Current loop as a Magnetic Dipole – Magnetism | Class 12th Physics Notes

#### Current loop as a Magnetic Dipole

Ampere found that the distribution of magnetic lines of force around a finite current carrying solenoid is similar to that produced by a bar magnet. This is evident from the fact that a compass needle when moved around these two bodies show similar deflections. After noting the close resemblance between these two, Ampere demonstrated that a simple current loop behaves like a bar magnet and put forward that all the magnetic phenomena is due to circulating electric current. This is Ampere’s hypothesis.

We consider a circular coil carrying current I. When seen from above current flows in anti clockwise direction. 1. The magnetic field lines due to each elementary portion of the circular coil are circular near the element and almost straight near center of circular coil. 2. The magnetic lines of force seem to enter at lower face of coil and leave at upper face.
3. The lower face through which lines of force enter behaves as south pole and upper face through which field lines leave behaves as north pole.
4. A planar loop of any shape behaves as a magnetic dipole.
5. The dipole moment of current loop $(\mathrm{M})=$ ampere turns (nI) $\times$ area of coil (A) or $\mathrm{M}=\mathrm{nIA}$.
6. The unit of dipole moment is ampere meter $^{2}\left( A – m ^{2}\right)$
7. Magnetic dipole moment is a vector with direction from S pole to N pole or along direction of normal to planar area.

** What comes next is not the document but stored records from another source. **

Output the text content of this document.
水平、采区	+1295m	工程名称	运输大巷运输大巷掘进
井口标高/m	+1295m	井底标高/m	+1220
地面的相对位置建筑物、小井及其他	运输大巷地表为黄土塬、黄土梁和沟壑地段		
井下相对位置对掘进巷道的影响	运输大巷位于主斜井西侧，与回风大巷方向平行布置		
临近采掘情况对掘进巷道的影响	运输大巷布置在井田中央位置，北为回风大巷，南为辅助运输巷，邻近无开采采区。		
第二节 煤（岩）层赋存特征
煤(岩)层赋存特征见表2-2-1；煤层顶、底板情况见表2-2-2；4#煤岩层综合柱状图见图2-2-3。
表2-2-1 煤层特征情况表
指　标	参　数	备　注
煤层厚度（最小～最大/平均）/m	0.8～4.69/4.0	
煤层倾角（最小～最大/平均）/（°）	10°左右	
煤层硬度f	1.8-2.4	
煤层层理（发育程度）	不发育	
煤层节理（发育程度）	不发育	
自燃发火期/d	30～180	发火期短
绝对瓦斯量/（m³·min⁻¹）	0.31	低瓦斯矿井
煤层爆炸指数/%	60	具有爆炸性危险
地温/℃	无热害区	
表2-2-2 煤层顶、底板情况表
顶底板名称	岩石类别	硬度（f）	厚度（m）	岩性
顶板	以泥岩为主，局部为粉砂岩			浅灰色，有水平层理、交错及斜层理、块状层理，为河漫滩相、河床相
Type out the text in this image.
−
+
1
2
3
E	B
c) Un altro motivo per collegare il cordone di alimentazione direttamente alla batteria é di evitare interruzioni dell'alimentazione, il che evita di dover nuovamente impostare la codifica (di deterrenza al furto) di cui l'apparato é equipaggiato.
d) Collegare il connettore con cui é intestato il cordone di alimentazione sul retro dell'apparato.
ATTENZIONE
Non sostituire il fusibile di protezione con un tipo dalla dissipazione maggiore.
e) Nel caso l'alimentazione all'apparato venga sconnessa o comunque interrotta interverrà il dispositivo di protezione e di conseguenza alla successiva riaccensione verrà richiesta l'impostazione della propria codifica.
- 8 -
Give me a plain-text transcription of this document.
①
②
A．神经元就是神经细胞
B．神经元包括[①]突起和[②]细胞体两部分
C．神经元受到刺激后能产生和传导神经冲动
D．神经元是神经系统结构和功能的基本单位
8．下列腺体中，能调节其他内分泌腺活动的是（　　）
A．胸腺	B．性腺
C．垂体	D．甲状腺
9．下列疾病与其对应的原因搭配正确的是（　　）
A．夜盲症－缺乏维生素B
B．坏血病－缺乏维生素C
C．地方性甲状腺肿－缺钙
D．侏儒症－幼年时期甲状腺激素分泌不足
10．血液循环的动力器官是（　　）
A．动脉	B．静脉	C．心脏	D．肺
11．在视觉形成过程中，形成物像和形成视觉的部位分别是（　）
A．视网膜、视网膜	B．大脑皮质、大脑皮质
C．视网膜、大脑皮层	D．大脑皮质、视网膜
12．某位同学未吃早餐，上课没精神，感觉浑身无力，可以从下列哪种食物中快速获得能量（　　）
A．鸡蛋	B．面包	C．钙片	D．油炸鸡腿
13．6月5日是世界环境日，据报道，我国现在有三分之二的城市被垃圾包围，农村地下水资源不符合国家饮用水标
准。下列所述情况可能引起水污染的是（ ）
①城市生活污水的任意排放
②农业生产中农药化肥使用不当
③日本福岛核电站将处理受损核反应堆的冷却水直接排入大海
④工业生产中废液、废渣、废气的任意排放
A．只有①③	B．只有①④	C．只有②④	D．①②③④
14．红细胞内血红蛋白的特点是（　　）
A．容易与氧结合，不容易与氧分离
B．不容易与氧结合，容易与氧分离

### Atoms as a Magnetic Dipole

In an atom electrons revolve around the nucleus. These moving electrons behave as small current loops. So atom possesses magnetic dipole moment and hence behaves as a magnetic dipole.

The angular momentum of electron due to orbital motion $L = m _{ e } vr$

The equivalent current due to orbital motion $I =-\frac{ e }{ T }=-\frac{ ev }{2 \pi r }$ –ve sign shows direction of current is opposite to direction of motion of electron.

Magnetic dipole moment $M=I A=-\frac{e v}{2 \pi r} \cdot \pi r^{2}=-\frac{e v r}{2}$

Using $L=m_{e}$ vr we have $\quad M=-\frac{e}{2 m_{e}} L$

In vector form $\overrightarrow{ M }=-\frac{ e }{2 m _{ e }} \overrightarrow{ L }$

The direction of magnetic dipole moment vector is opposite to angular momentum vector.

According to Bohr’s theory $L=\frac{n h}{2 \pi} \quad n=0, \quad 1, \quad 2 \ldots \ldots$

So $M=\left(\frac{e}{2 m_{e}}\right) \frac{n h}{2 \pi}=n\left(\frac{e h}{4 \pi m_{e}}\right)=n \mu_{B}$

Where $\mu_{ B }=\frac{ eh }{4 \pi m _{ e }}=\frac{\left(1.6 \times 10^{-19} C \right)\left(6.62 \times 10^{-34} Js \right)}{4 \times 3.14 \times\left(9.1 \times 10^{-31} kg \right)}=9.27 \times 10^{-24} Am ^{2}$ is called Bohr Magneton. This is natural unit of magnetic moment.